Howard Dean’s Hypocrisy on Corporate Tax Breaks

As part of a continuing series on Howard Dean’s association with the offshore “captives” tax shelter he set up in Vermont, the Boston Globe reports today that under his leadership, Vermont actively and aggressively set up tax shelter front companies for offshore corporations to enable them to avoid paying tax penalties for not being headquartered in the United States:

As part of Howard Dean’s effort to attract companies to set up so-called “captive” insurance businesses in Vermont, he signed legislation that enabled a Bermuda-based company to establish a Vermont branch, which industry analysts said at the time could provide a tax break for the parent firm. …
In May 1999, Dean signed a bill designed to help self-owned, or “captive,” insurance companies that intended to remain offshore. The legislation, for example, allowed an offshore-based captive insurance company to set up a “branch” in Vermont as a way of complying with US labor laws. This occurred when the captive wanted to cover employee benefits, a new form of business for the captives. The branch was not in an actual building, but was an operation run by Vermont-based specialists in the insurance business.
The impact of the legislation was described this way in a 1999 publication called Best’s Review — Property/Casualty Edition: “Although a company has a property/casualty captive established offshore, it would take a tax hit under the US Employee Retirement Income Security Act for lumping the employee benefits in with the captive’s business.
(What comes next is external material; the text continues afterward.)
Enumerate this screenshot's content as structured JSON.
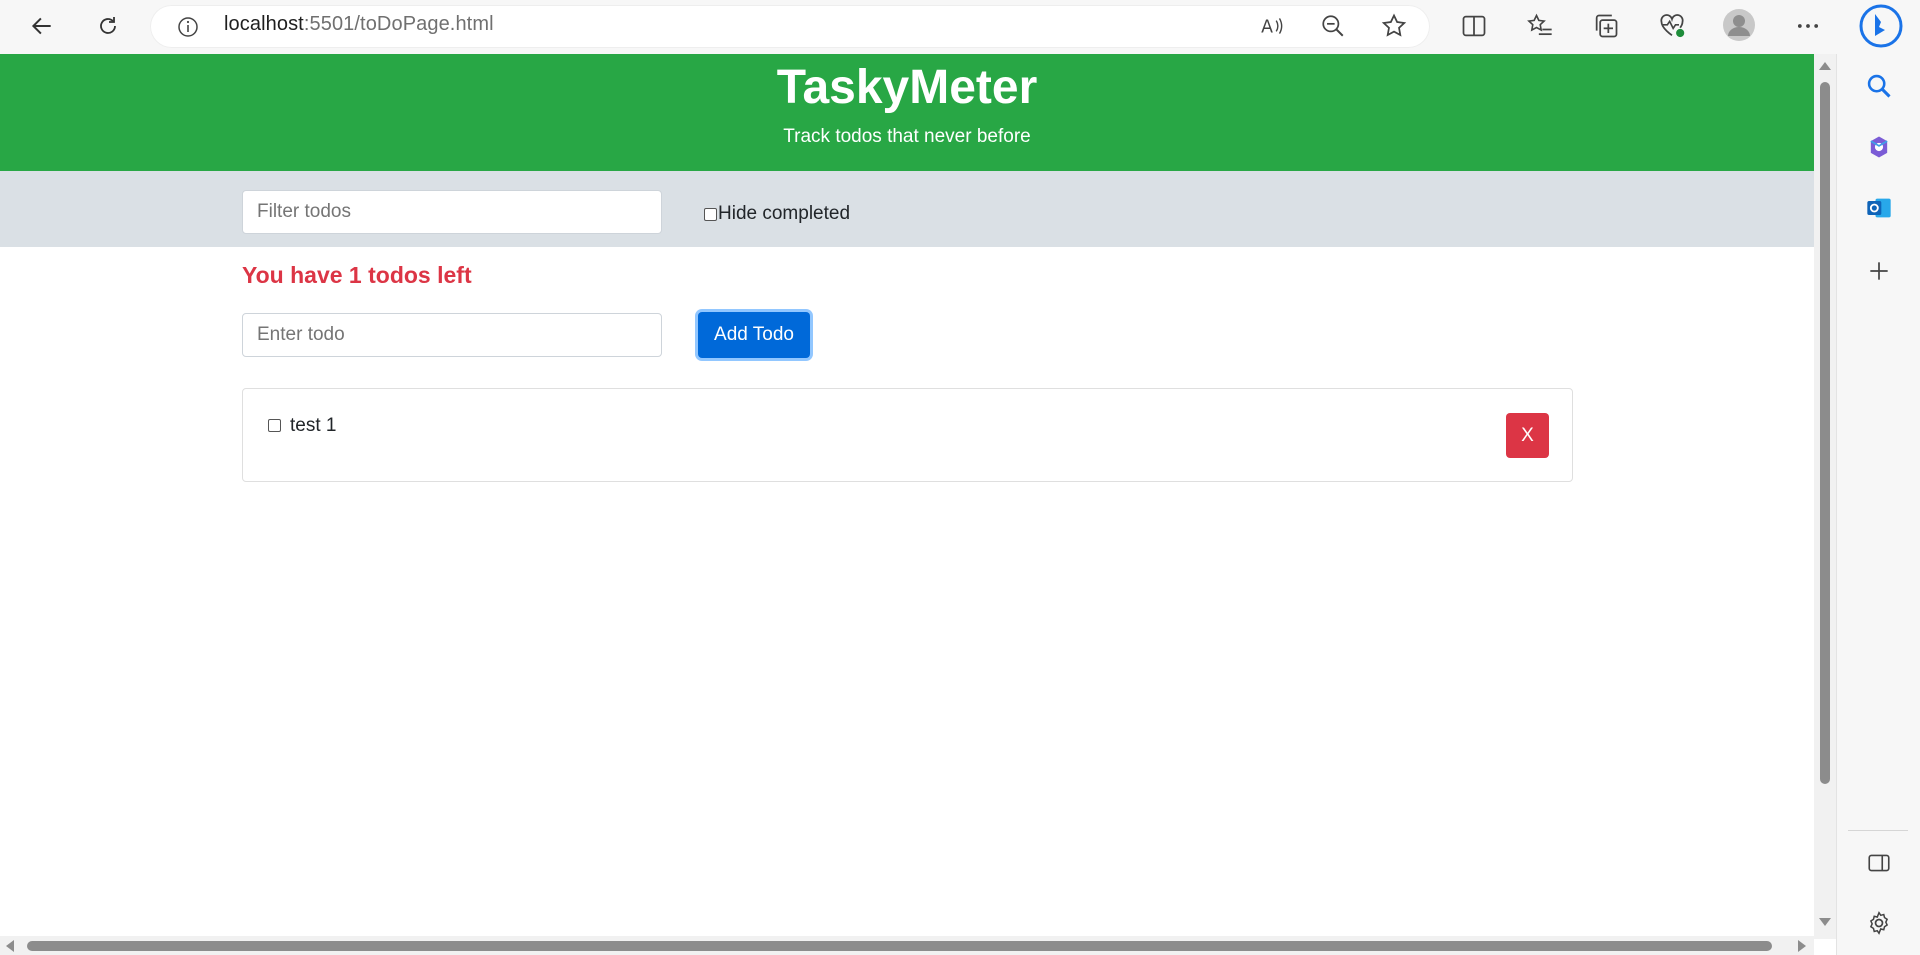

By creating a branch captive in the United States — in this case, in Vermont — the company would be spared the tax penalty.”

Was this illegal? No. But it points out the hypocrisy of Governor Dean, who handed out corporate welfare on one hand for twelve years, and uses his other hand to waggle his index finger at the Bush administration for allowing corporations to headquarter themselves in Bermuda for tax purposes:

Dean has criticized corporations that incorporate in Bermuda for tax reasons. Yesterday, in a speech prepared for delivery in New Hampshire, Dean said, “It’s time to look behind the fiction that allows corporations to become citizens of places like Bermuda and avoid paying income taxes on their foreign income.”
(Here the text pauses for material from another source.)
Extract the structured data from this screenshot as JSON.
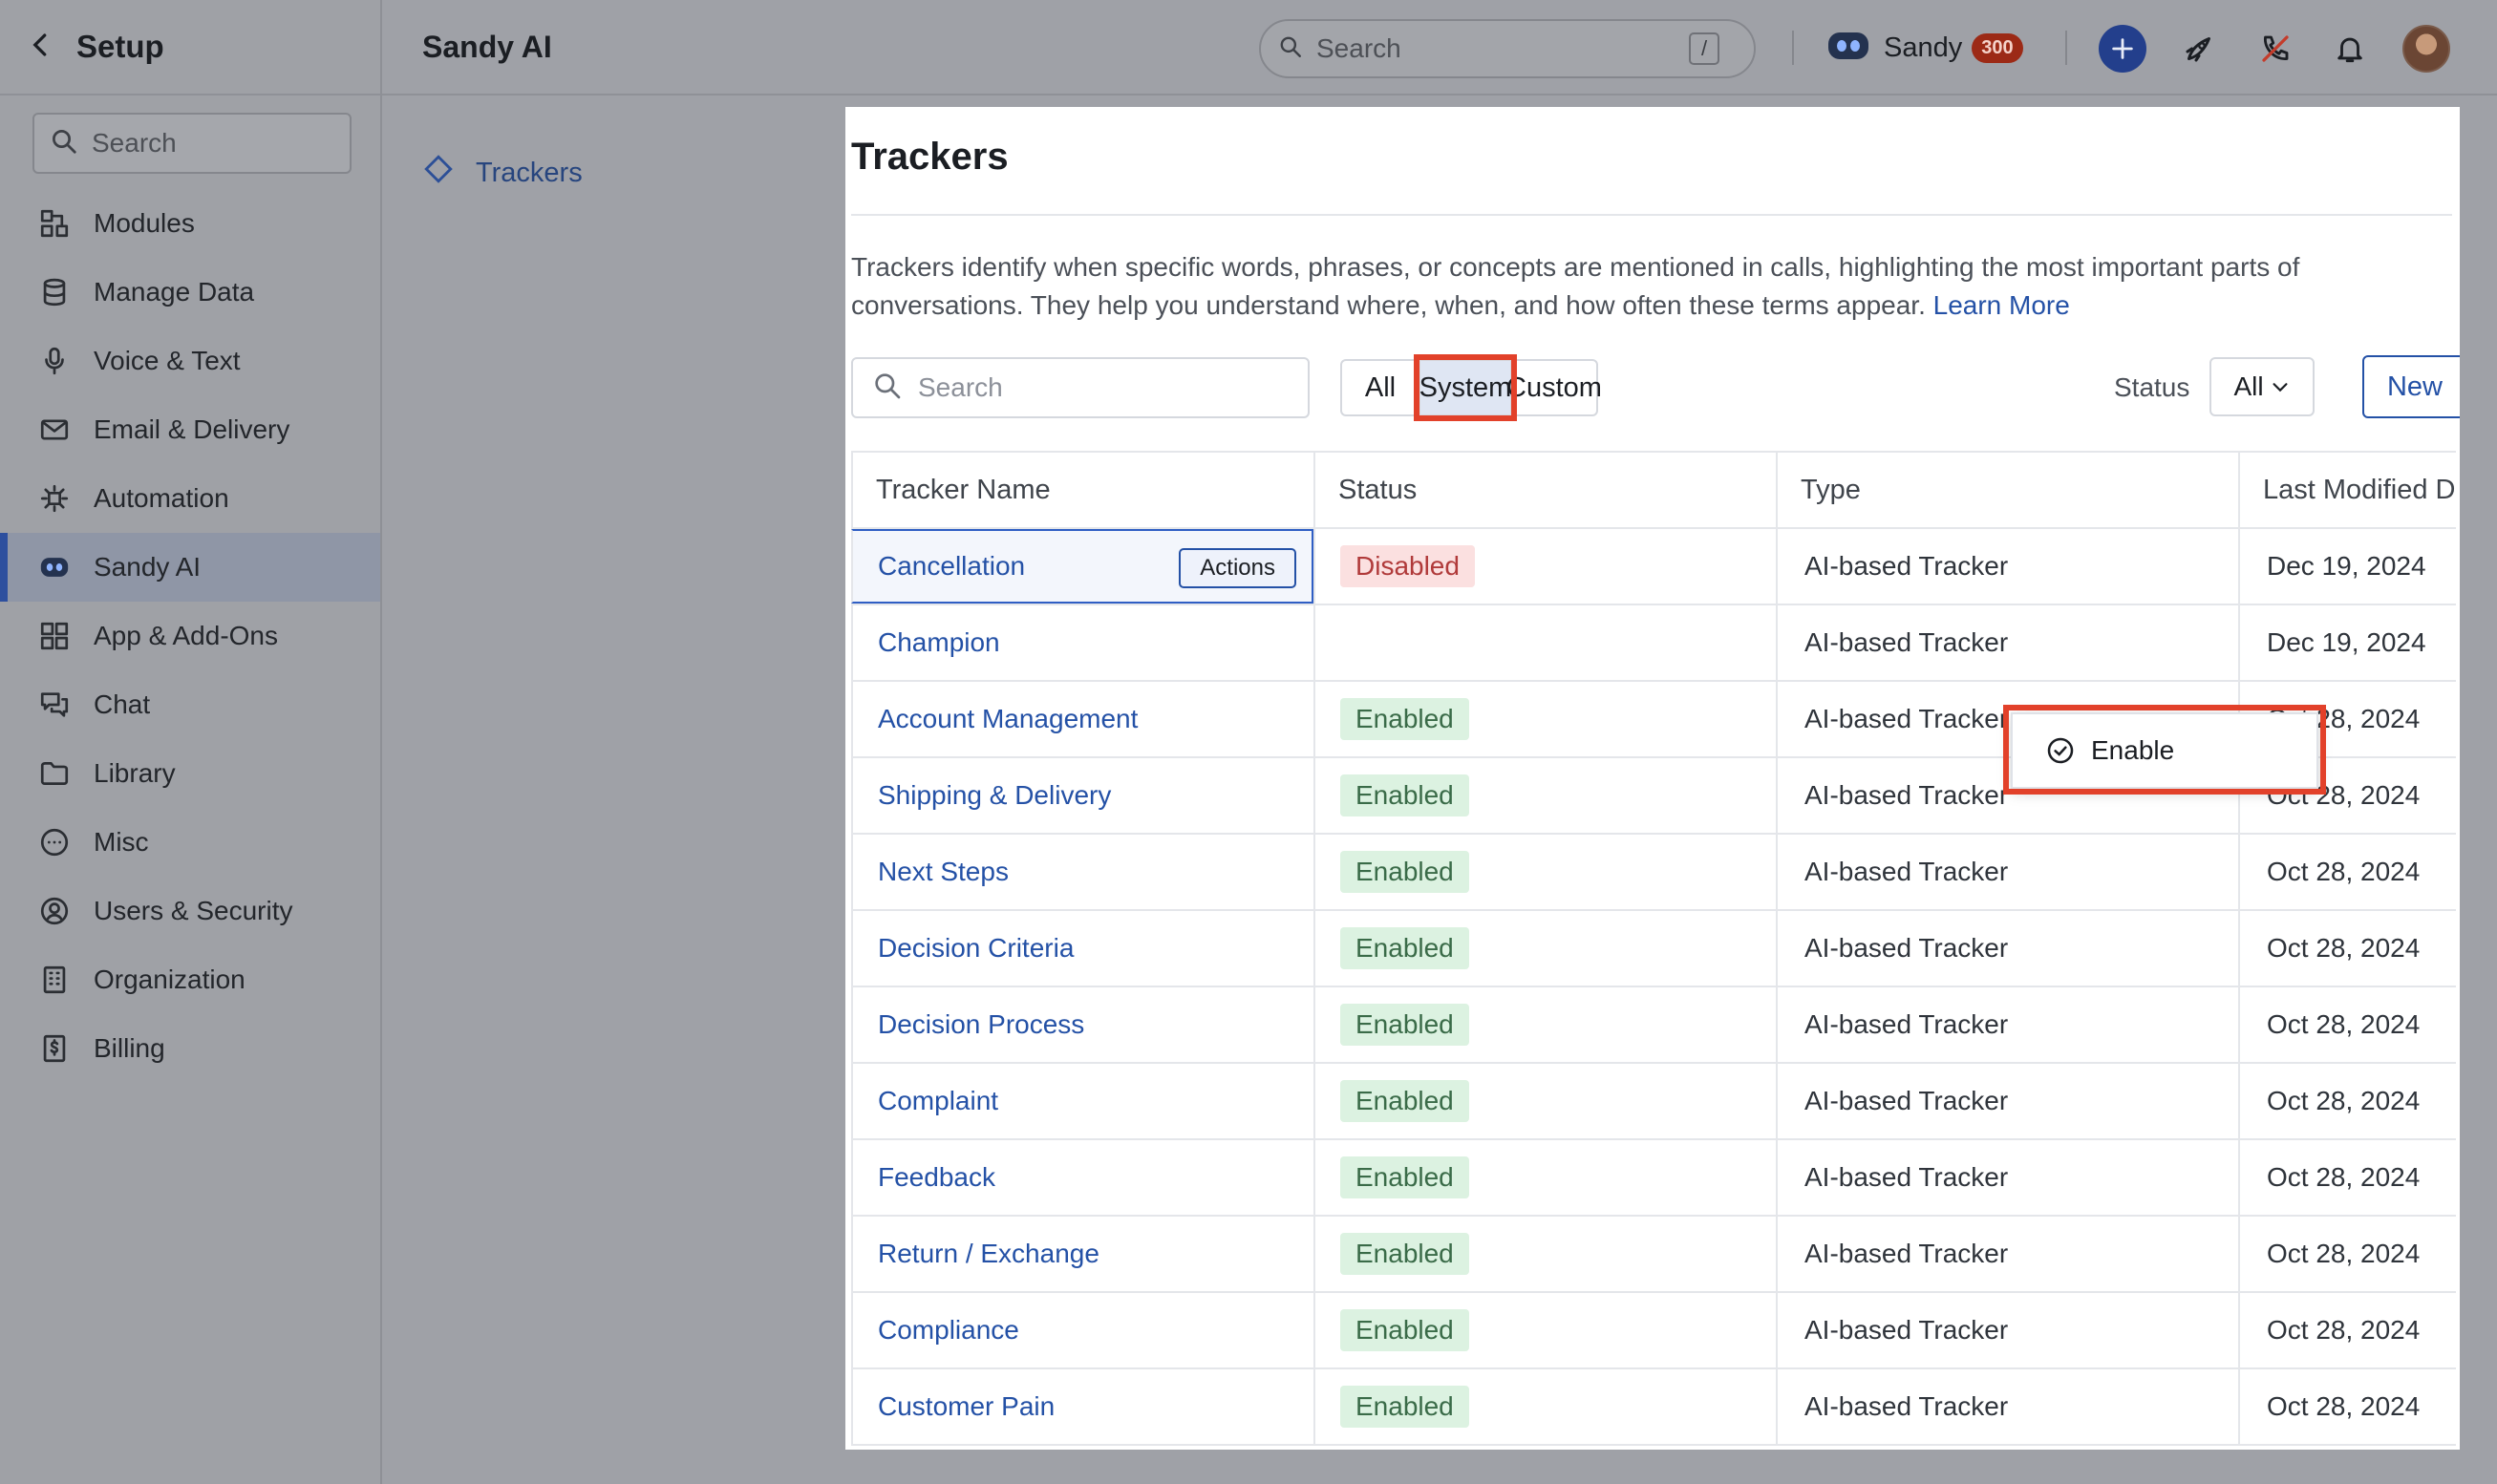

There may be fair criticism of federal incorporation law, but for one thing, it certainly didn’t start with the Bush administration; the corporations that Dean uses as examples started migrating off-shore years ago, as Dean’s efforts show, going back to 1993. And, to put it bluntly, Governor Dean stuffed the Vermont pocketbook with money that should have gone to whatever tax penalty existed to prevent it. At the very least, Howard Dean was an off-shore enabler for almost a decade, and his angry facade appears to be more of a defense mechanism than previously thought. (via Question Dean Blog)
UPDATE: Dean’s hypocrisy extends past corporate taxes, too:

Democratic front-runner Howard Dean often blames President Bush’s tax-cut policy for rising property taxes, but when Dean was governor of Vermont, his budget frequently came up short, forcing towns to make up the difference with property tax increases. … “Take a look at your property taxes. They probably went up,” Dean said during a speech Thursday in Manchester, N.H. “That’s part of the Bush Tax.”
Yet, in the nearly 12 years Dean was governor, property taxes that support local schools in Vermont nearly doubled. Those that pay for municipal government went up by nearly half to make up for less money from the state.

Blogs For Bush is also covering the story.